Photographie - Aux origines de William Eggleston

Par Christine Coste · Le Journal des Arts

Le 14 octobre 2014 - 712 mots

En noir et blanc ou en couleurs, l’enregistrement photographique de son environnement ramène à son positionnement premier, en témoigne l’exposition de la Fondation Henri Cartier-Bresson.

PARIS - Quoi de plus banal qu’une ampoule nue au plafond, qu’un four de cuisinière ouvert, que des Caddie dans un supermarché ? À l’orée des années 1960, à quoi pensait William Eggleston en les photographiant en noir et blanc ? La même question affleure quand on regarde ses photographies de rue, de voiture ou de bar de Memphis qui retiennent elles aussi l’attention par l’univers qu’elles décrivent en quelques scènes insignifiantes, par ce cadrage décalé, original, perturbateur.
Dès ses débuts, William Eggleston a bousculé les usages alors en vigueur dans la photographie documentaire.
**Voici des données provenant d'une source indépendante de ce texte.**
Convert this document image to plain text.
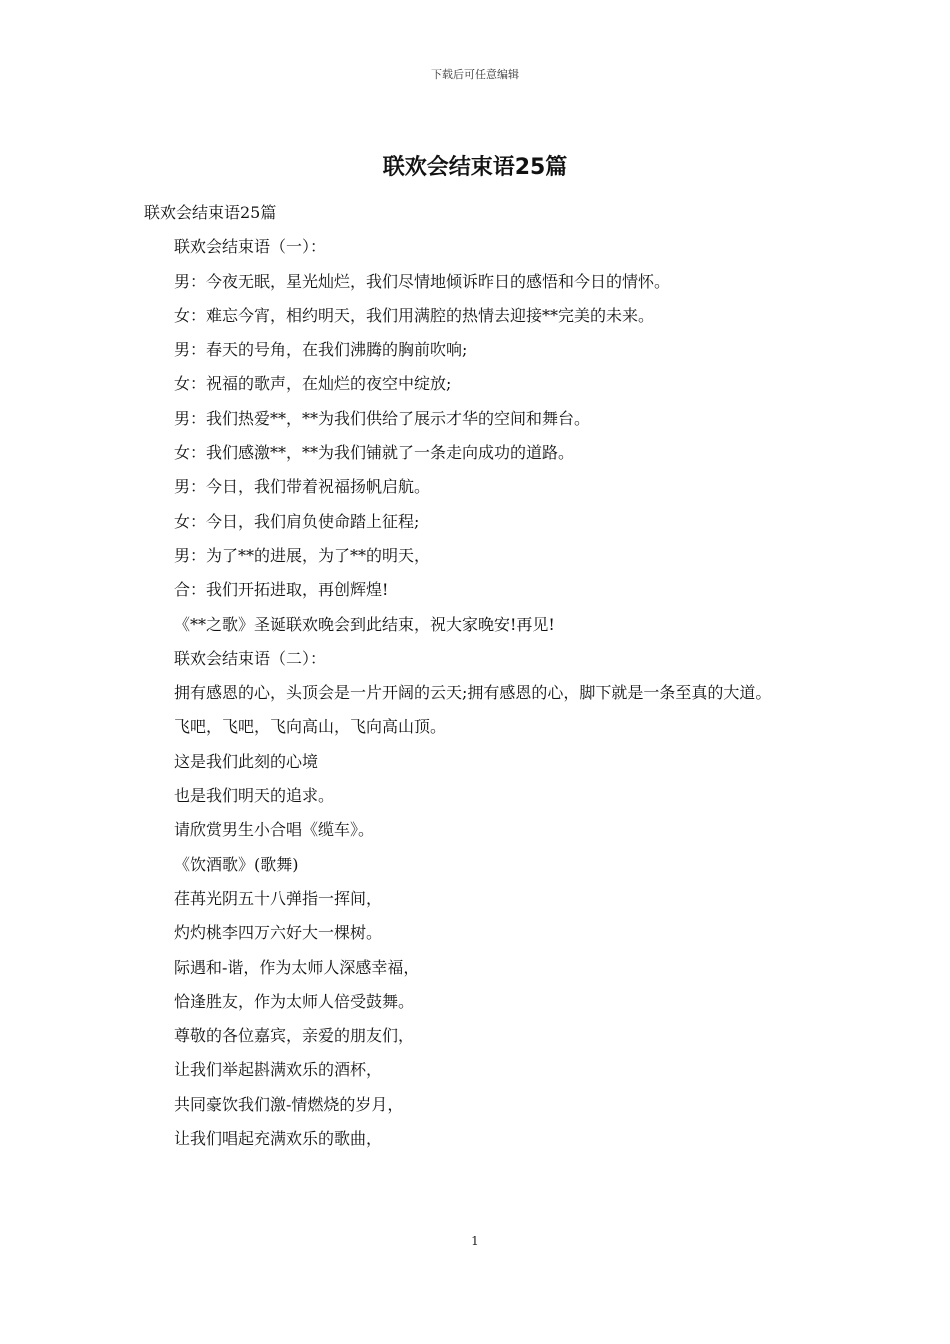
下载后可任意编辑
联欢会结束语25篇

联欢会结束语25篇

联欢会结束语（一）：

男：今夜无眠，星光灿烂，我们尽情地倾诉昨日的感悟和今日的情怀。

女：难忘今宵，相约明天，我们用满腔的热情去迎接**完美的未来。

男：春天的号角，在我们沸腾的胸前吹响;

女：祝福的歌声，在灿烂的夜空中绽放;

男：我们热爱**，**为我们供给了展示才华的空间和舞台。

女：我们感激**，**为我们铺就了一条走向成功的道路。

男：今日，我们带着祝福扬帆启航。

女：今日，我们肩负使命踏上征程;

男：为了**的进展，为了**的明天，

合：我们开拓进取，再创辉煌!

《**之歌》圣诞联欢晚会到此结束，祝大家晚安!再见!

联欢会结束语（二）：

拥有感恩的心，头顶会是一片开阔的云天;拥有感恩的心，脚下就是一条至真的大道。

飞吧，飞吧，飞向高山，飞向高山顶。

这是我们此刻的心境

也是我们明天的追求。

请欣赏男生小合唱《缆车》。

《饮酒歌》(歌舞)

荏苒光阴五十八弹指一挥间，

灼灼桃李四万六好大一棵树。

际遇和-谐，作为太师人深感幸福，

恰逢胜友，作为太师人倍受鼓舞。

尊敬的各位嘉宾，亲爱的朋友们，

让我们举起斟满欢乐的酒杯，

共同豪饮我们激-情燃烧的岁月，

让我们唱起充满欢乐的歌曲，

1
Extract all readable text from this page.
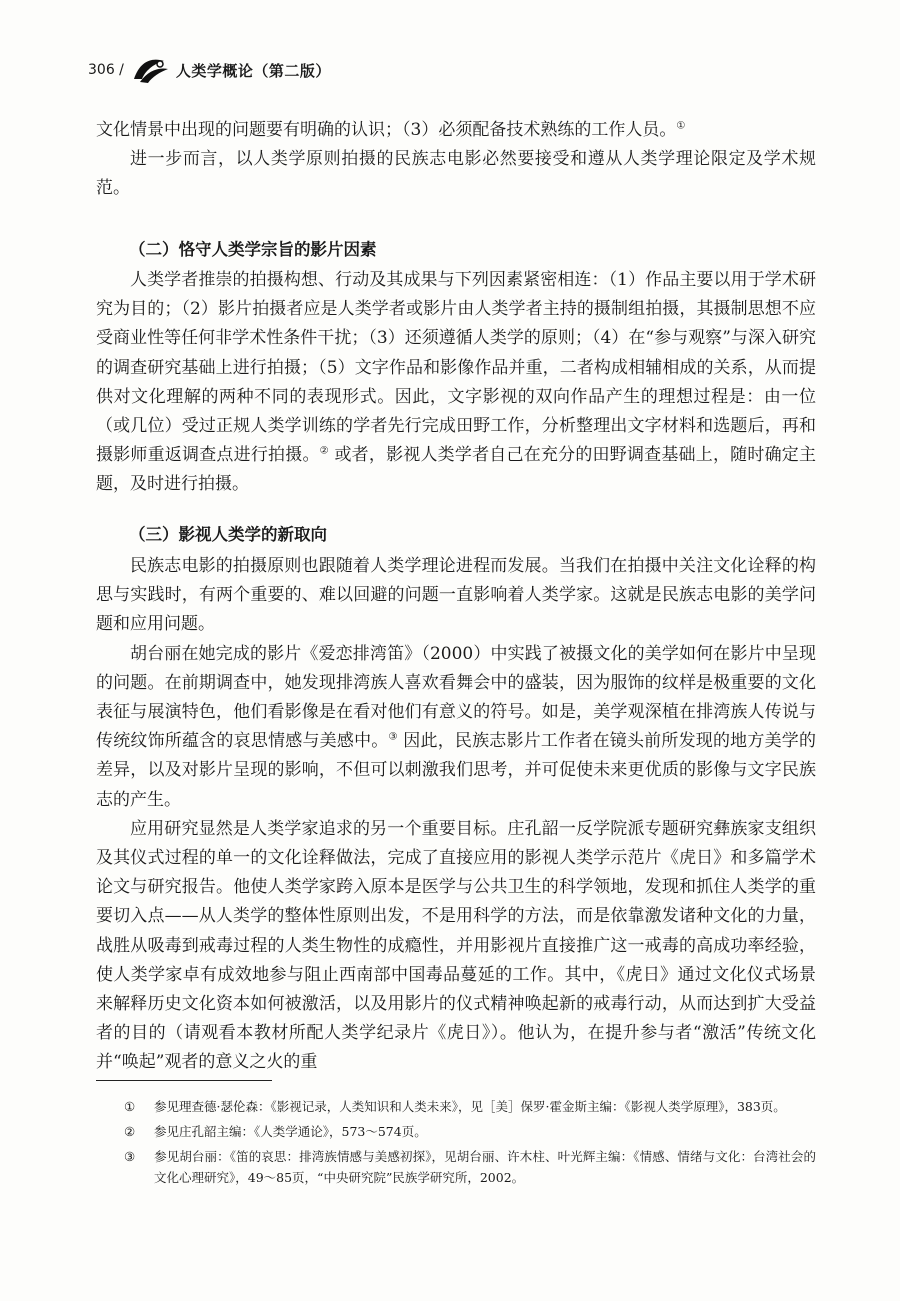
306 /	人类学概论（第二版）

文化情景中出现的问题要有明确的认识；（3）必须配备技术熟练的工作人员。①

进一步而言，以人类学原则拍摄的民族志电影必然要接受和遵从人类学理论限定及学术规范。

（二）恪守人类学宗旨的影片因素

人类学者推崇的拍摄构想、行动及其成果与下列因素紧密相连：（1）作品主要以用于学术研究为目的；（2）影片拍摄者应是人类学者或影片由人类学者主持的摄制组拍摄，其摄制思想不应受商业性等任何非学术性条件干扰；（3）还须遵循人类学的原则；（4）在“参与观察”与深入研究的调查研究基础上进行拍摄；（5）文字作品和影像作品并重，二者构成相辅相成的关系，从而提供对文化理解的两种不同的表现形式。因此，文字影视的双向作品产生的理想过程是：由一位（或几位）受过正规人类学训练的学者先行完成田野工作，分析整理出文字材料和选题后，再和摄影师重返调查点进行拍摄。② 或者，影视人类学者自己在充分的田野调查基础上，随时确定主题，及时进行拍摄。

（三）影视人类学的新取向

民族志电影的拍摄原则也跟随着人类学理论进程而发展。当我们在拍摄中关注文化诠释的构思与实践时，有两个重要的、难以回避的问题一直影响着人类学家。这就是民族志电影的美学问题和应用问题。

胡台丽在她完成的影片《爱恋排湾笛》（2000）中实践了被摄文化的美学如何在影片中呈现的问题。在前期调查中，她发现排湾族人喜欢看舞会中的盛装，因为服饰的纹样是极重要的文化表征与展演特色，他们看影像是在看对他们有意义的符号。如是，美学观深植在排湾族人传说与传统纹饰所蕴含的哀思情感与美感中。③ 因此，民族志影片工作者在镜头前所发现的地方美学的差异，以及对影片呈现的影响，不但可以刺激我们思考，并可促使未来更优质的影像与文字民族志的产生。

应用研究显然是人类学家追求的另一个重要目标。庄孔韶一反学院派专题研究彝族家支组织及其仪式过程的单一的文化诠释做法，完成了直接应用的影视人类学示范片《虎日》和多篇学术论文与研究报告。他使人类学家跨入原本是医学与公共卫生的科学领地，发现和抓住人类学的重要切入点——从人类学的整体性原则出发，不是用科学的方法，而是依靠激发诸种文化的力量，战胜从吸毒到戒毒过程的人类生物性的成瘾性，并用影视片直接推广这一戒毒的高成功率经验，使人类学家卓有成效地参与阻止西南部中国毒品蔓延的工作。其中，《虎日》通过文化仪式场景来解释历史文化资本如何被激活，以及用影片的仪式精神唤起新的戒毒行动，从而达到扩大受益者的目的（请观看本教材所配人类学纪录片《虎日》）。他认为，在提升参与者“激活”传统文化并“唤起”观者的意义之火的重

① 参见理查德·瑟伦森：《影视记录，人类知识和人类未来》，见［美］保罗·霍金斯主编：《影视人类学原理》，383页。

② 参见庄孔韶主编：《人类学通论》，573～574页。

③ 参见胡台丽：《笛的哀思：排湾族情感与美感初探》，见胡台丽、许木柱、叶光辉主编：《情感、情绪与文化：台湾社会的文化心理研究》，49～85页，“中央研究院”民族学研究所，2002。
L’édition de la série « Before Color » réalisée en 2010 par Steidl, et conduite par l’Eggleston Artistic Trust, chargé de la préservation et de la représentation de son travail, avait levé un voile sur cette production largement méconnue. En proposant quatre ans plus tard d’examiner ce basculement du noir et blanc à la couleur chez Eggleston, Agnès Sire, la commissaire de l’exposition présentée à la Fondation Henri Cartier-Bresson, explore ce temps de l’œuvre qui n’a étonnamment fait l’objet d’aucune exposition ni d’aucune étude auparavant. Ce retour sur la construction de son écriture par ce pionnier de la photographie contemporaine témoigne pourtant des similitudes troublantes entre l’approche propre au noir et blanc et celle caractérisant la couleur.

Cartier-Bresson et Evans
Quelle que soit la pellicule employée, Eggleston photographie de la même manière les éléments de son quotidien à Memphis et ses proches. « Quand je suis passé du noir et blanc à la couleur, la seule chose qui a changé, ce sont les films », expliquait-il en 1996. Le regard s’affranchit des codes existants de la photographie et prend lignes et couleurs comme les éléments structurants d’un cadrage que le film couleur et le tirage Dye-Transfer accentuent en lui apportant du relief. Le jeune garçon poussant des chariots de supermarché a été la première photo couleur à laquelle il accorde de l’importance. Elle ne l’a pour autant pas conduit à arrêter le noir et blanc.

William Eggleston n’a jamais porté grand soin aux légendes et aux dates de ses images, comprenant souvent de grandes marges comme « 1960-1965 » ou « 1965-1974 » pour le seul noir et blanc. De la même façon, il ne s’est jamais longuement confié sur la place et le rôle de ces photographies dans la production couleur qui fera sa renommée. Les grandes lignes de sa biographie, données par le site de l’Eggleston Artistic Trust, n’abordent elles-mêmes jamais cette partie pourtant fondamentale, comme le montre si bien Agnès Sire. Sont relatés sa date de naissance, le 27 juillet 1939 à Memphis, Tennesse, où il réside toujours ; l’achat en 1957 de son premier appareil photo, un Canon remplacé un an plus tard par son premier Leica ; sa découverte en 1959 de « The Decisive Moment » d’Henri Cartier-Bresson et d’« American Photographs » de Walker Evans avant de commencer à expérimenter en 1965 le négatif couleur.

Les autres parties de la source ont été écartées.